Relations between the US and Britain were pretty tense for almost 100 years after the revolution. The US and Iran seem to be at about the time frame as the war of 1812.
I’m watching Burns series on the American Revolution. It’s not nearly as good as his other work IMHO. A bit of a slog. There are fewer documents and sources available from 1775 than on other topics that occurred much later (like world wars). So visually, it is a bit boring (just how much and how long can you zoom in on the same thing, or see the same picture of Patrick Henry?). Of course it remains an important story, but it seems one has already heard these perspectives.
Many of the original colonists thought of themselves as British. England could have listened to Franklin or the complaints against taxation. They thought the colonies were too different to unite. They sent far fewer troops than were needed or that were asked for. Making peace with Quebec Catholics and indigenous groups (for a time) did not impress American land speculators. And shooting at rebels in Lexington and Concord was foolish.
Given British underestimation of the threat and the relative profitability of the Caribbean, I do not think more naval strategies would have made much difference in the big picture. The US was too far away and just not given enough credit for its tactics, population, size and ability to work together.
It definitely was not an entry in the rah-rah flag waving school of American history. It took great pains to point out that North America at the time included Canadians who had no interest whatsoever in rebelling, Tories/ Loyalists who didn’t get on the revolutionary bandwagon, the African slaves whose status was a conundrum for both the Patriots and the British, and the indigenous nations who had to decide whether to back one side or the other. That the French more or less saved the colonials’ bacon.

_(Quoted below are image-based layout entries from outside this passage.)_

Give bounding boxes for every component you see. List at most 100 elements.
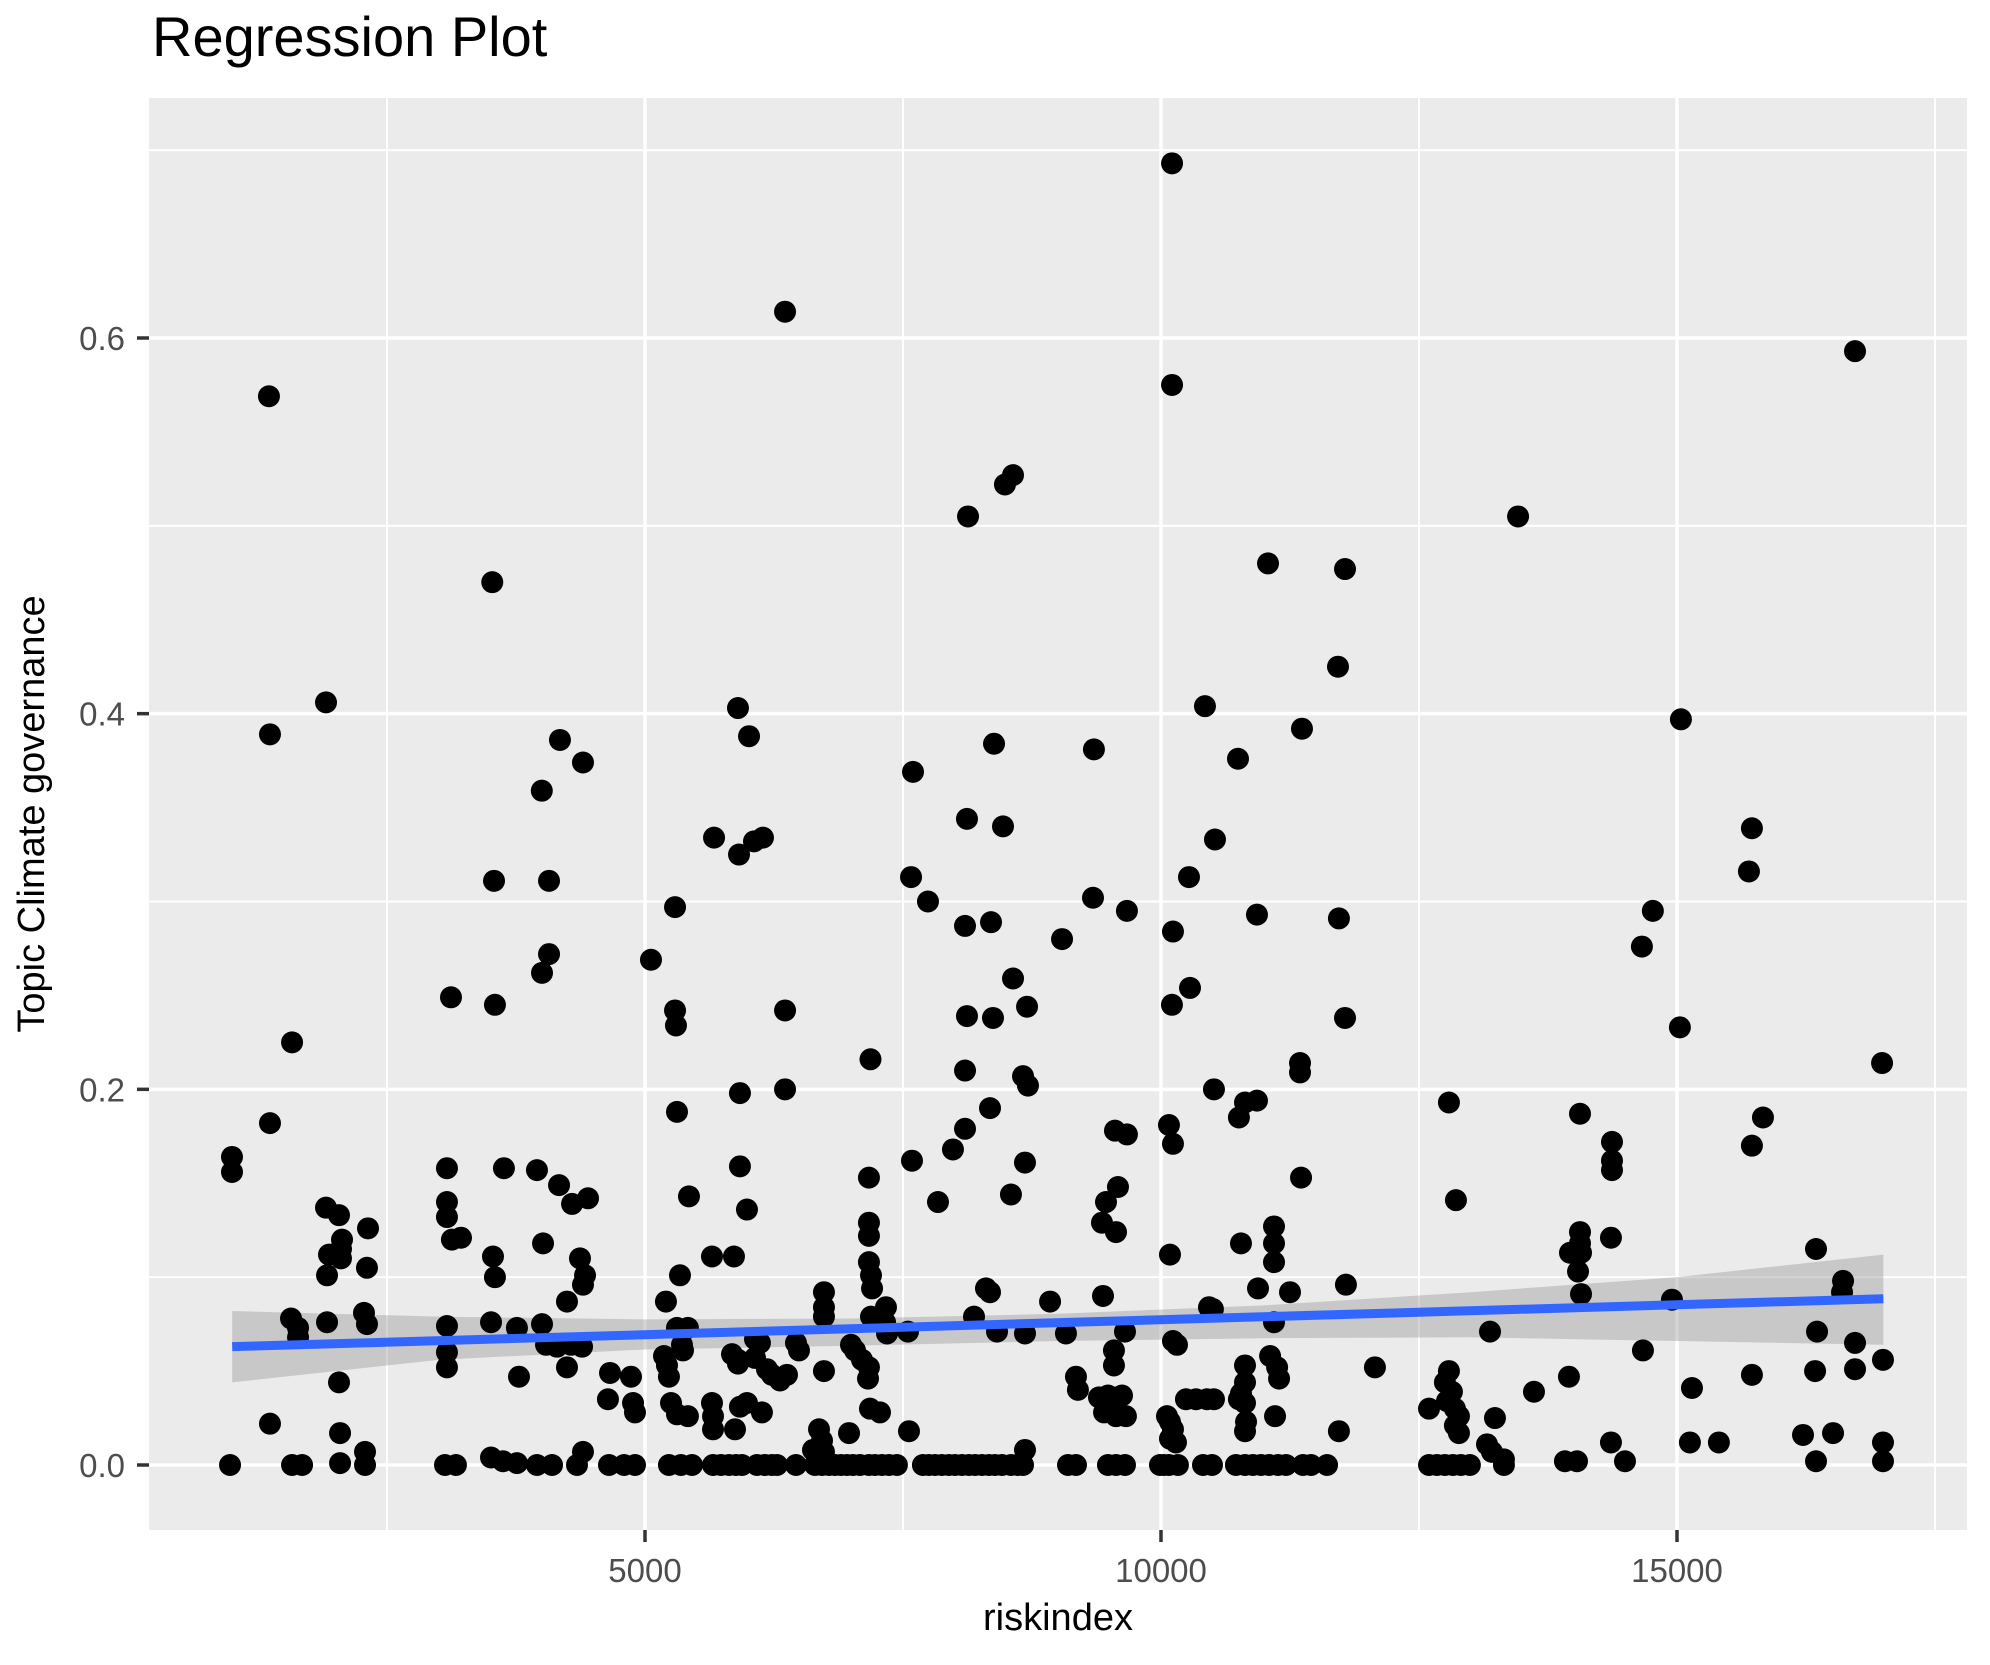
y-tick-labels: 0.0 0.2 0.4 0.6 xyxy=(79,320,125,1484)
data-point xyxy=(941,1138,964,1161)
data-point xyxy=(1268,1367,1291,1390)
data-point xyxy=(768,1369,791,1392)
data-point xyxy=(1822,1422,1845,1445)
data-point xyxy=(571,751,594,774)
data-point xyxy=(525,1159,548,1182)
data-point xyxy=(957,505,980,528)
data-point xyxy=(1871,1431,1894,1454)
data-point xyxy=(680,1454,703,1476)
data-point xyxy=(728,1155,751,1178)
data-point xyxy=(568,1247,591,1270)
data-point xyxy=(742,830,765,853)
data-point xyxy=(1568,1102,1591,1125)
x-tick-label: 10000 xyxy=(1115,1552,1207,1589)
data-point xyxy=(1064,1454,1087,1476)
data-point xyxy=(1805,1237,1828,1260)
data-point xyxy=(1805,1450,1828,1473)
data-point xyxy=(1234,1392,1257,1415)
data-point xyxy=(1263,1232,1286,1255)
data-point xyxy=(902,760,925,783)
data-point xyxy=(1737,860,1760,883)
data-point xyxy=(787,1339,810,1362)
axis-tick-marks xyxy=(137,336,1679,1542)
data-point xyxy=(1570,1283,1593,1306)
data-point xyxy=(774,999,797,1022)
data-point xyxy=(1164,1431,1187,1454)
data-point xyxy=(355,1256,378,1279)
data-point xyxy=(676,1405,699,1428)
data-point xyxy=(1668,1016,1691,1039)
data-point xyxy=(483,1266,506,1289)
data-point xyxy=(859,1048,882,1071)
data-point xyxy=(1158,1243,1181,1266)
data-point xyxy=(483,869,506,892)
data-point xyxy=(565,1454,588,1476)
data-point xyxy=(812,1360,835,1383)
data-point xyxy=(1161,373,1184,396)
data-point xyxy=(1844,1358,1867,1381)
data-point xyxy=(1115,899,1138,922)
data-point xyxy=(812,1305,835,1328)
data-point xyxy=(541,1454,564,1476)
data-point xyxy=(1016,1074,1039,1097)
data-point xyxy=(316,1311,339,1334)
data-point xyxy=(1161,920,1184,943)
data-point xyxy=(531,961,554,984)
data-point xyxy=(1599,1431,1622,1454)
data-point xyxy=(1094,1191,1117,1214)
data-point xyxy=(623,1454,646,1476)
data-point xyxy=(531,1313,554,1336)
regression-line xyxy=(232,1294,1884,1352)
data-point xyxy=(664,1014,687,1037)
data-point xyxy=(1177,866,1200,889)
data-point xyxy=(525,1454,548,1476)
data-point xyxy=(258,723,281,746)
data-point xyxy=(1444,1189,1467,1212)
data-point xyxy=(597,1454,620,1476)
data-point xyxy=(357,1217,380,1240)
data-point xyxy=(765,1454,788,1476)
data-point xyxy=(1002,967,1025,990)
data-point xyxy=(728,843,751,866)
data-point xyxy=(1114,1405,1137,1428)
data-point xyxy=(812,1281,835,1304)
data-point xyxy=(980,911,1003,934)
data-point xyxy=(703,826,726,849)
data-point xyxy=(1166,1454,1189,1476)
y-tick-label: 0.4 xyxy=(79,696,125,733)
data-point xyxy=(440,1228,463,1251)
data-point xyxy=(1161,1132,1184,1155)
data-point xyxy=(480,1311,503,1334)
data-point xyxy=(857,1224,880,1247)
data-point xyxy=(1871,1450,1894,1473)
data-point xyxy=(1200,1454,1223,1476)
data-point xyxy=(1051,928,1074,951)
data-point xyxy=(774,1078,797,1101)
data-point xyxy=(1013,1151,1036,1174)
data-point xyxy=(1334,1273,1357,1296)
data-point xyxy=(258,1412,281,1435)
data-point xyxy=(1300,1454,1323,1476)
data-point xyxy=(1316,1454,1339,1476)
data-point xyxy=(1669,708,1692,731)
data-point xyxy=(1234,1354,1257,1377)
data-point xyxy=(1202,1388,1225,1411)
data-point xyxy=(538,943,561,966)
data-point xyxy=(1678,1431,1701,1454)
data-point xyxy=(548,728,571,751)
data-point xyxy=(1290,1166,1313,1189)
data-point xyxy=(1751,1106,1774,1129)
data-point xyxy=(1844,1331,1867,1354)
data-point xyxy=(671,1339,694,1362)
data-point xyxy=(1229,1232,1252,1255)
data-point xyxy=(774,300,797,323)
data-point xyxy=(978,1281,1001,1304)
data-point xyxy=(1202,1078,1225,1101)
data-point xyxy=(1226,747,1249,770)
data-point xyxy=(700,1245,723,1268)
data-point xyxy=(1227,1106,1250,1129)
data-point xyxy=(1804,1360,1827,1383)
data-point xyxy=(993,473,1016,496)
data-point xyxy=(1507,505,1530,528)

And although we know who won in the end, the steady stream of setbacks and defeats must have been heartbreaking to go through. A counter-factual where Washington was cut down early on by a stray musket ball would have been a very different history.
Could the British have held the ground?
I’m reminded of how useless the forts in that region were. We just celebrated the 250th anniversary of Evacuation Day here in Boston, with a re-creation of Henry Knox bringing the cannons to the highlands around Boston and threatening the British fleet. It was a bloodless coup. Even the British admired the Americans for pulling it off.

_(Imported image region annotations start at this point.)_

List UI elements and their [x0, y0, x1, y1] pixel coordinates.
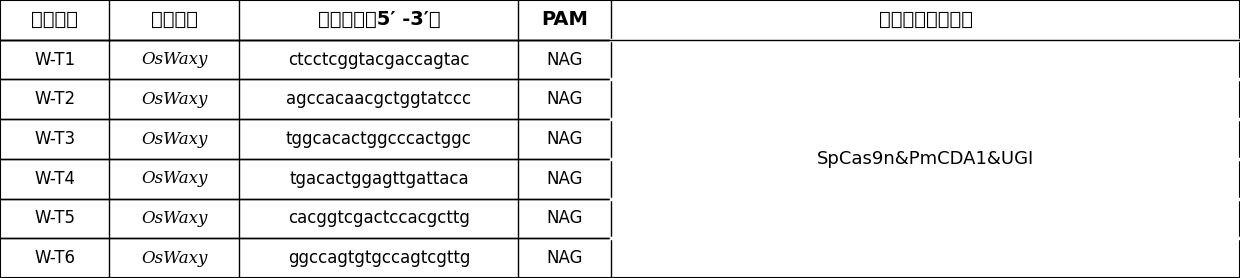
Text: 靶点名称: 靶点名称	[31, 10, 78, 29]
Text: tggcacactggcccactggc: tggcacactggcccactggc	[286, 130, 471, 148]
Text: NAG: NAG	[547, 90, 583, 108]
Text: tgacactggagttgattaca: tgacactggagttgattaca	[289, 170, 469, 188]
Text: W-T2: W-T2	[33, 90, 76, 108]
Text: NAG: NAG	[547, 249, 583, 267]
Text: W-T1: W-T1	[33, 51, 76, 69]
Text: agccacaacgctggtatccc: agccacaacgctggtatccc	[286, 90, 471, 108]
Text: cacggtcgactccacgcttg: cacggtcgactccacgcttg	[288, 209, 470, 227]
Text: ggccagtgtgccagtcgttg: ggccagtgtgccagtcgttg	[288, 249, 470, 267]
Text: ctcctcggtacgaccagtac: ctcctcggtacgaccagtac	[288, 51, 470, 69]
Text: OsWaxy: OsWaxy	[141, 130, 207, 148]
Text: NAG: NAG	[547, 130, 583, 148]
Text: 靶点序列（5′ -3′）: 靶点序列（5′ -3′）	[317, 10, 440, 29]
Text: OsWaxy: OsWaxy	[141, 51, 207, 68]
Text: OsWaxy: OsWaxy	[141, 91, 207, 108]
Text: NAG: NAG	[547, 170, 583, 188]
Text: OsWaxy: OsWaxy	[141, 250, 207, 267]
Text: NAG: NAG	[547, 209, 583, 227]
Text: W-T3: W-T3	[33, 130, 76, 148]
Text: OsWaxy: OsWaxy	[141, 170, 207, 187]
Text: NAG: NAG	[547, 51, 583, 69]
Text: 重组表达载体名称: 重组表达载体名称	[879, 10, 972, 29]
Text: SpCas9n&PmCDA1&UGI: SpCas9n&PmCDA1&UGI	[817, 150, 1034, 168]
Text: W-T6: W-T6	[33, 249, 76, 267]
Text: OsWaxy: OsWaxy	[141, 210, 207, 227]
Text: 靶标基因: 靶标基因	[151, 10, 197, 29]
Text: W-T5: W-T5	[33, 209, 76, 227]
Text: PAM: PAM	[542, 10, 588, 29]
Text: W-T4: W-T4	[33, 170, 76, 188]
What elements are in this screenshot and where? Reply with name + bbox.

Where did Knox get the cannons from? Fort Ticonderoga, along that line the OP mentioned. It was broken down, and manned by a token force, but was useful as a supply depot. Ethan Allen and Benedict Arnold captured it pretty easily.
After the Americans took the cannon, the British were able to recapture the fort by taking the higher ground at Mount DEfiance. That’s still amazing to me that they built the fort where they did, knowing that higher ground from which cannon shot could be dropped onto the fort was that close by. So the Americans abandoned it to the British again.

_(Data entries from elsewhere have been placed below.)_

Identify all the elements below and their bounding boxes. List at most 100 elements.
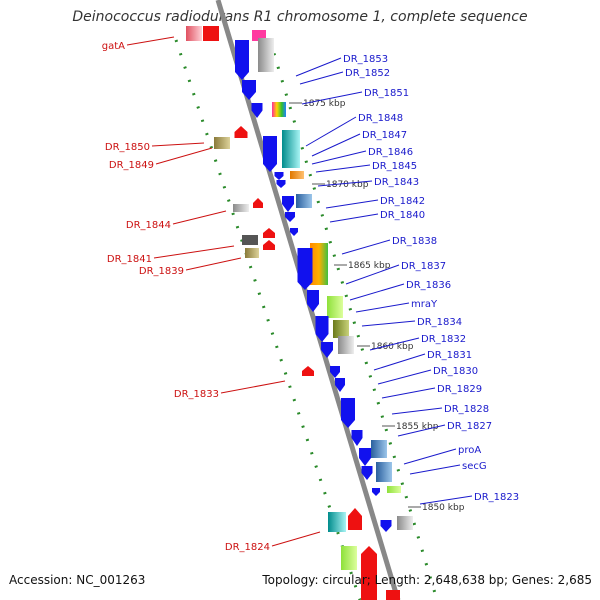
forward-gene-arrow[interactable] <box>290 228 298 236</box>
reverse-gene-label[interactable]: DR_1833 <box>174 389 219 400</box>
reverse-gene-label[interactable]: DR_1850 <box>105 142 150 153</box>
forward-gene-arrow[interactable] <box>251 103 263 118</box>
forward-gene-label[interactable]: DR_1840 <box>380 210 425 221</box>
reverse-gene-arrow[interactable] <box>361 546 377 600</box>
forward-gene-arrow[interactable] <box>274 172 284 180</box>
forward-gene-arrow[interactable] <box>380 520 392 532</box>
forward-gene-label[interactable]: DR_1832 <box>421 334 466 345</box>
forward-gene-arrow[interactable] <box>307 290 319 312</box>
feature-block[interactable] <box>327 296 343 318</box>
reverse-gene-callout <box>153 245 235 259</box>
reverse-gene-label[interactable]: DR_1841 <box>107 254 152 265</box>
forward-gene-label[interactable]: DR_1846 <box>368 147 413 158</box>
forward-gene-label[interactable]: DR_1831 <box>427 350 472 361</box>
forward-gene-label[interactable]: DR_1828 <box>444 404 489 415</box>
reverse-gene-label[interactable]: gatA <box>102 41 125 52</box>
reverse-gene-arrow[interactable] <box>302 366 314 376</box>
forward-gene-arrow[interactable] <box>263 136 277 172</box>
forward-gene-label[interactable]: DR_1823 <box>474 492 519 503</box>
forward-gene-arrow[interactable] <box>315 316 329 342</box>
forward-gene-label[interactable]: DR_1836 <box>406 280 451 291</box>
forward-gene-callout <box>305 116 357 147</box>
feature-block[interactable] <box>376 462 392 482</box>
forward-gene-arrow[interactable] <box>235 40 249 80</box>
forward-gene-callout <box>377 369 432 385</box>
forward-gene-label[interactable]: DR_1834 <box>417 317 462 328</box>
reverse-gene-arrow[interactable] <box>234 126 248 138</box>
scale-tick: 1860 kbp <box>357 342 414 352</box>
forward-gene-label[interactable]: proA <box>458 445 481 456</box>
forward-gene-arrow[interactable] <box>321 342 333 358</box>
reverse-gene-arrow[interactable] <box>263 228 275 238</box>
forward-gene-label[interactable]: DR_1843 <box>374 177 419 188</box>
forward-gene-arrow[interactable] <box>297 248 313 290</box>
forward-gene-label[interactable]: DR_1853 <box>343 54 388 65</box>
forward-gene-arrow[interactable] <box>330 366 340 378</box>
feature-block[interactable] <box>272 102 286 117</box>
feature-block[interactable] <box>245 248 259 258</box>
feature-block[interactable] <box>371 440 387 458</box>
feature-block[interactable] <box>341 546 357 570</box>
forward-gene-label[interactable]: DR_1847 <box>362 130 407 141</box>
feature-block[interactable] <box>397 516 413 530</box>
feature-block[interactable] <box>386 590 400 600</box>
scale-tick: 1855 kbp <box>382 422 439 432</box>
feature-block[interactable] <box>242 235 258 245</box>
feature-block[interactable] <box>203 26 219 41</box>
forward-gene-label[interactable]: DR_1827 <box>447 421 492 432</box>
forward-gene-callout <box>349 283 405 301</box>
reverse-gene-label[interactable]: DR_1839 <box>139 266 184 277</box>
forward-gene-label[interactable]: DR_1852 <box>345 68 390 79</box>
forward-gene-label[interactable]: DR_1842 <box>380 196 425 207</box>
gene-arrows <box>234 40 392 600</box>
scale-label: 1855 kbp <box>396 422 439 432</box>
forward-gene-arrow[interactable] <box>341 398 355 428</box>
feature-block[interactable] <box>282 130 300 168</box>
reverse-gene-label[interactable]: DR_1824 <box>225 542 270 553</box>
forward-gene-callout <box>341 239 391 255</box>
feature-block[interactable] <box>186 26 202 41</box>
forward-gene-callout <box>345 264 400 285</box>
forward-gene-arrow[interactable] <box>361 466 373 480</box>
feature-block[interactable] <box>214 137 230 149</box>
forward-gene-callout <box>373 353 426 371</box>
scale-label: 1875 kbp <box>303 99 346 109</box>
forward-gene-label[interactable]: DR_1829 <box>437 384 482 395</box>
reverse-gene-arrow[interactable] <box>348 508 362 530</box>
feature-block[interactable] <box>296 194 312 208</box>
forward-gene-callout <box>299 71 344 85</box>
forward-gene-arrow[interactable] <box>372 488 380 496</box>
forward-gene-label[interactable]: DR_1830 <box>433 366 478 377</box>
feature-block[interactable] <box>333 320 349 338</box>
feature-block[interactable] <box>338 336 354 354</box>
forward-gene-label[interactable]: DR_1845 <box>372 161 417 172</box>
forward-gene-label[interactable]: DR_1851 <box>364 88 409 99</box>
feature-block[interactable] <box>252 30 266 41</box>
feature-block[interactable] <box>328 512 346 532</box>
forward-gene-label[interactable]: DR_1838 <box>392 236 437 247</box>
reverse-gene-arrow[interactable] <box>253 198 263 208</box>
forward-gene-arrow[interactable] <box>351 430 363 446</box>
reverse-gene-arrow[interactable] <box>263 240 275 250</box>
forward-gene-arrow[interactable] <box>282 196 294 212</box>
forward-gene-arrow[interactable] <box>285 212 295 222</box>
forward-gene-label[interactable]: mraY <box>411 299 438 310</box>
feature-block[interactable] <box>290 171 304 179</box>
forward-gene-callout <box>329 213 379 223</box>
forward-gene-label[interactable]: DR_1848 <box>358 113 403 124</box>
reverse-gene-callout <box>220 380 286 394</box>
forward-gene-label[interactable]: DR_1837 <box>401 261 446 272</box>
feature-block[interactable] <box>233 204 249 212</box>
scale-label: 1850 kbp <box>422 503 465 513</box>
forward-gene-arrow[interactable] <box>335 378 345 392</box>
reverse-gene-label[interactable]: DR_1849 <box>109 160 154 171</box>
forward-gene-label[interactable]: secG <box>462 461 487 472</box>
forward-gene-arrow[interactable] <box>276 180 286 188</box>
forward-gene-arrow[interactable] <box>242 80 256 100</box>
feature-block[interactable] <box>310 243 328 285</box>
reverse-gene-label[interactable]: DR_1844 <box>126 220 171 231</box>
feature-block[interactable] <box>258 38 274 72</box>
feature-block[interactable] <box>387 486 401 493</box>
forward-gene-arrow[interactable] <box>359 448 371 466</box>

Later on, the British started building a stronghold on Mount Defiance, but the Americans captured the hill and began droppinf cannonshot into Fort Toconderoga.
Then there’s fort William Henry, which didn’t even hold for the first seige….
Ethnic cleansing?
“My Lords, if I were an American, as I am an Englishman, while a foreign troop was landed in my country, I never would lay down my arms—never—never—never”
-William Pitt, in the British House of Lords on November 18, 1777
The entire war was the Find Out stage and everyone knew it. The shoulda coulda woulda needed to happen long before.
Witnessing the behavior of every side in every war since and still, this seems to be an idea people have a hard time learning.
It is sooo tempting to believe the enemy will quickly realize the error of their ways and welcome you, their conqueror, as the latest incarnation of a new messiah of political. religious, or commercial wisdom. Or better yet all three.